Federal Reserve board nominee withdraws, blasts confirmation process

Peter Diamond, who Obama has nominated three times for the Federal Reserve board of governors, decided to withdraw amid strong Republican opposition to his nomination.

Diamond sharply criticized opponents of his nomination in a New York Times op-ed that argued Sen. Richard Shelby (R-Ala.) and others did not understand the link between unemployment and monetary policy. 

“We should all worry about how distorted the confirmation process has become, and how little understanding of monetary policy there is among some of those responsible for its congressional oversight,” wrote Diamond, who won the Nobel Prize in October for his work on the labor market. “We need to preserve the independence of the Fed from efforts to politicize monetary policy and to limit the Fed’s ability to regulate financial firms.”

For his part, Shelby, the ranking member on the Senate Banking Committee, responded to Diamond’s move by calling on the president to nominate someone who could gain support from both parties.
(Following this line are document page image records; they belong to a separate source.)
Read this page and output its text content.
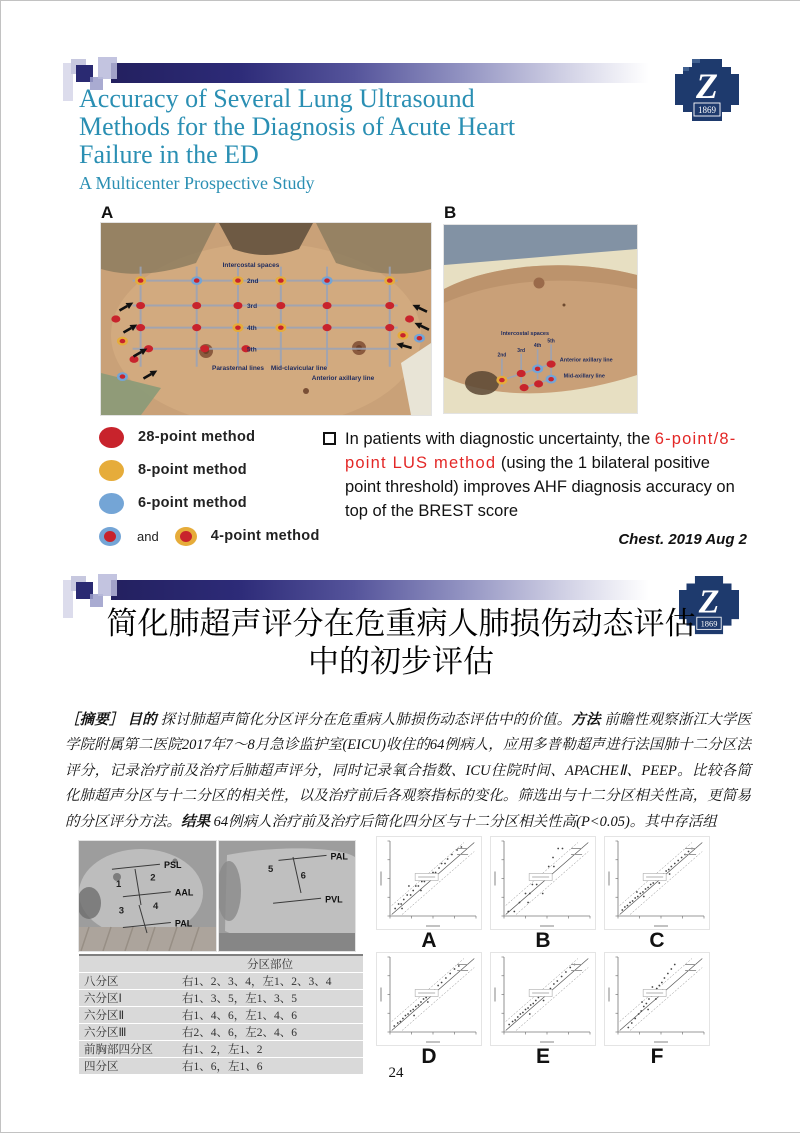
Z
1869
Accuracy of Several Lung Ultrasound
Methods for the Diagnosis of Acute Heart
Failure in the ED
A Multicenter Prospective Study
A	B
Intercostal spaces
2nd
3rd
4th
5th
Parasternal lines Mid-clavicular line
Anterior axillary line
Intercostal spaces
2nd
3rd
4th
5th
Anterior axillary line
Mid-axillary line
28-point method
8-point method
6-point method
and	4-point method
In patients with diagnostic uncertainty, the 6-point/8-point LUS method (using the 1 bilateral positive point threshold) improves AHF diagnosis accuracy on top of the BREST score
Chest. 2019 Aug 2
Z
1869
简化肺超声评分在危重病人肺损伤动态评估
中的初步评估

［摘要］ 目的 探讨肺超声简化分区评分在危重病人肺损伤动态评估中的价值。方法 前瞻性观察浙江大学医学院附属第二医院2017年7～8月急诊监护室(EICU)收住的64例病人，应用多普勒超声进行法国肺十二分区法评分，记录治疗前及治疗后肺超声评分，同时记录氧合指数、ICU住院时间、APACHEⅡ、PEEP。比较各简化肺超声分区与十二分区的相关性，以及治疗前后各观察指标的变化。筛选出与十二分区相关性高，更简易的分区评分方法。结果 64例病人治疗前及治疗后简化四分区与十二分区相关性高(P<0.05)。其中存活组

PSL
AAL
PAL
1
2
3	4
PAL
PVL
5
6
	分区部位
八分区	右1、2、3、4，左1、2、3、4
六分区Ⅰ	右1、3、5，左1、3、5
六分区Ⅱ	右1、4、6，左1、4、6
六分区Ⅲ	右2、4、6，左2、4、6
前胸部四分区	右1、2，左1、2
四分区	右1、6，左1、6
A	B	C
D	E	F
24
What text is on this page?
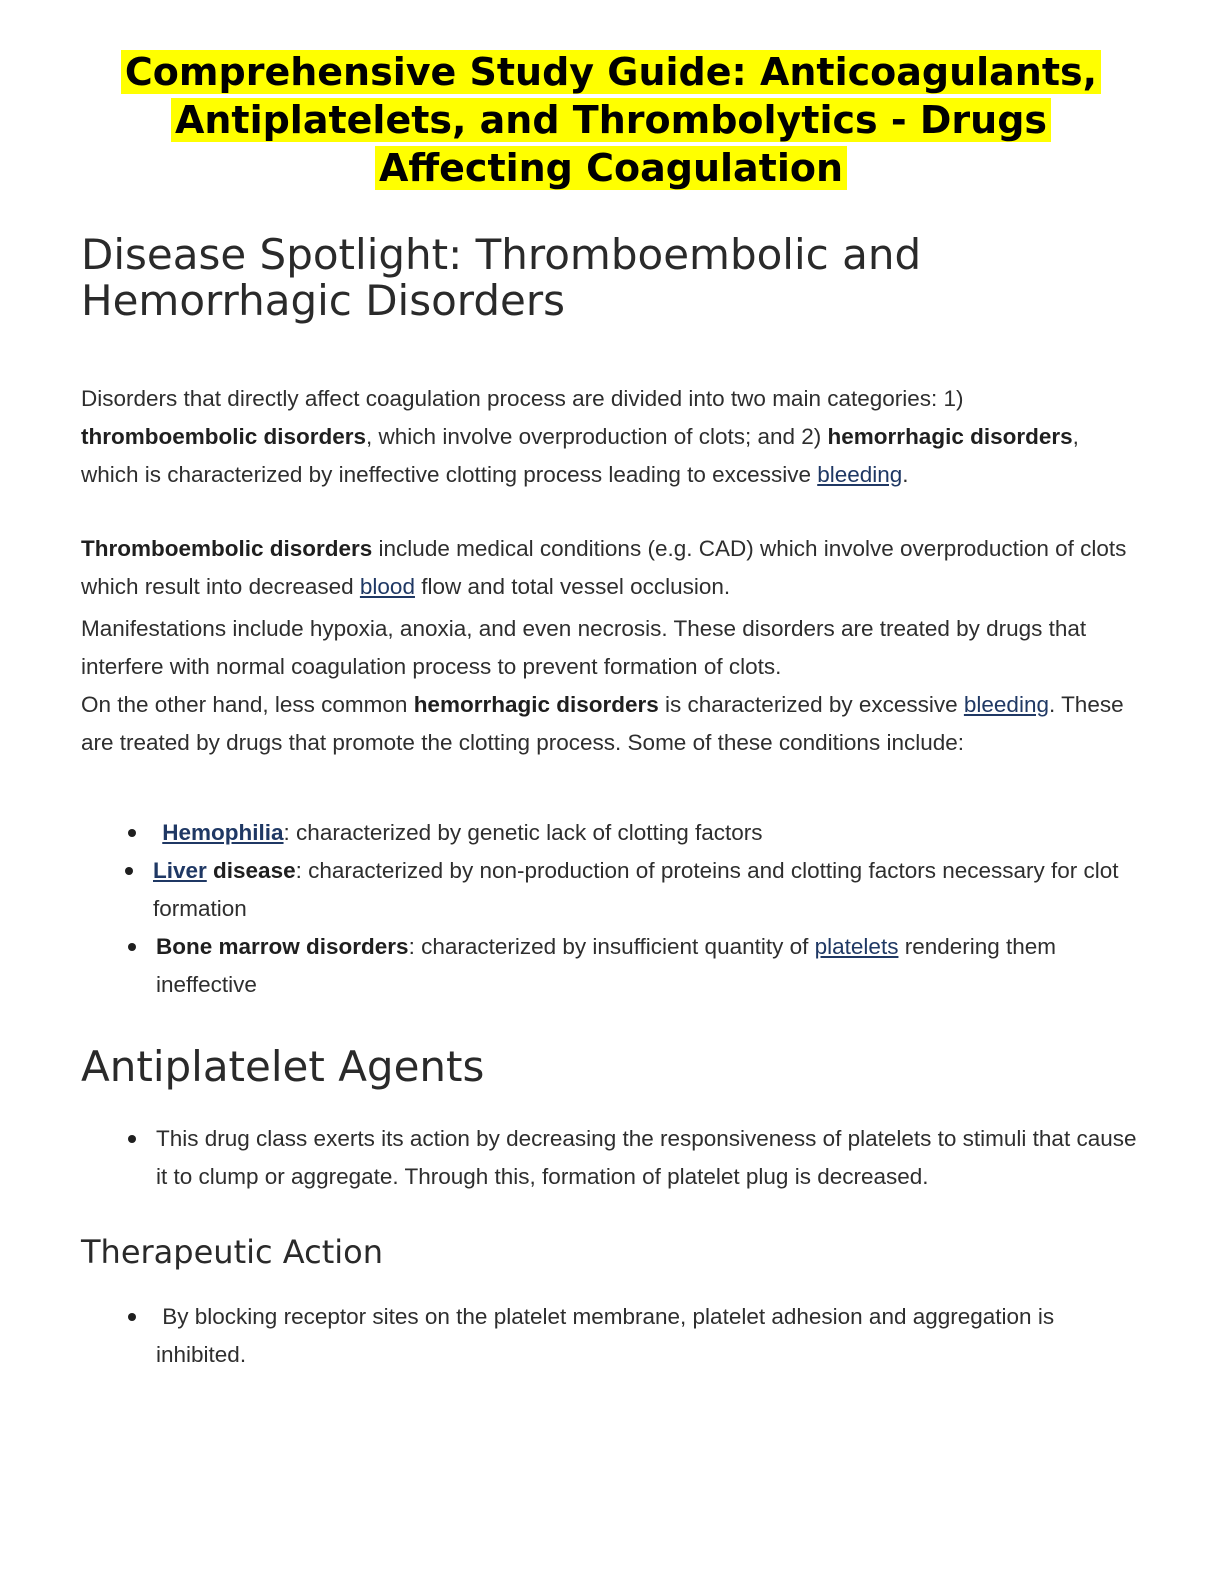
Comprehensive Study Guide: Anticoagulants, Antiplatelets, and Thrombolytics - Drugs Affecting Coagulation
Disease Spotlight: Thromboembolic and Hemorrhagic Disorders

Disorders that directly affect coagulation process are divided into two main categories: 1) thromboembolic disorders, which involve overproduction of clots; and 2) hemorrhagic disorders, which is characterized by ineffective clotting process leading to excessive bleeding.

Thromboembolic disorders include medical conditions (e.g. CAD) which involve overproduction of clots which result into decreased blood flow and total vessel occlusion.

Manifestations include hypoxia, anoxia, and even necrosis. These disorders are treated by drugs that interfere with normal coagulation process to prevent formation of clots.

On the other hand, less common hemorrhagic disorders is characterized by excessive bleeding. These are treated by drugs that promote the clotting process. Some of these conditions include:

Hemophilia: characterized by genetic lack of clotting factors
Liver disease: characterized by non-production of proteins and clotting factors necessary for clot formation
Bone marrow disorders: characterized by insufficient quantity of platelets rendering them ineffective
Antiplatelet Agents
This drug class exerts its action by decreasing the responsiveness of platelets to stimuli that cause it to clump or aggregate. Through this, formation of platelet plug is decreased.
Therapeutic Action
By blocking receptor sites on the platelet membrane, platelet adhesion and aggregation is inhibited.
“It would be my hope that the president will not seek to pack the Fed with those who will use the institution to finance his profligate spending and agenda,” the Alabama senator said in a statement, according to news reports.


Diamond’s nomination was approved by Senate Banking for a third time last month, on a party line 12-10 vote. The Massachusetts Institute of Technology professor was first nominated for the Fed board in the 111th Congress. 

Shelby has long been skeptical that Diamond has the requisite experience for the Fed board, and has derided what he called Diamond’s “big government" views.

But in his op-ed, Diamond argues that “understanding the labor market — and the process by which workers and jobs come together and separate — is critical to devising an effective monetary policy.”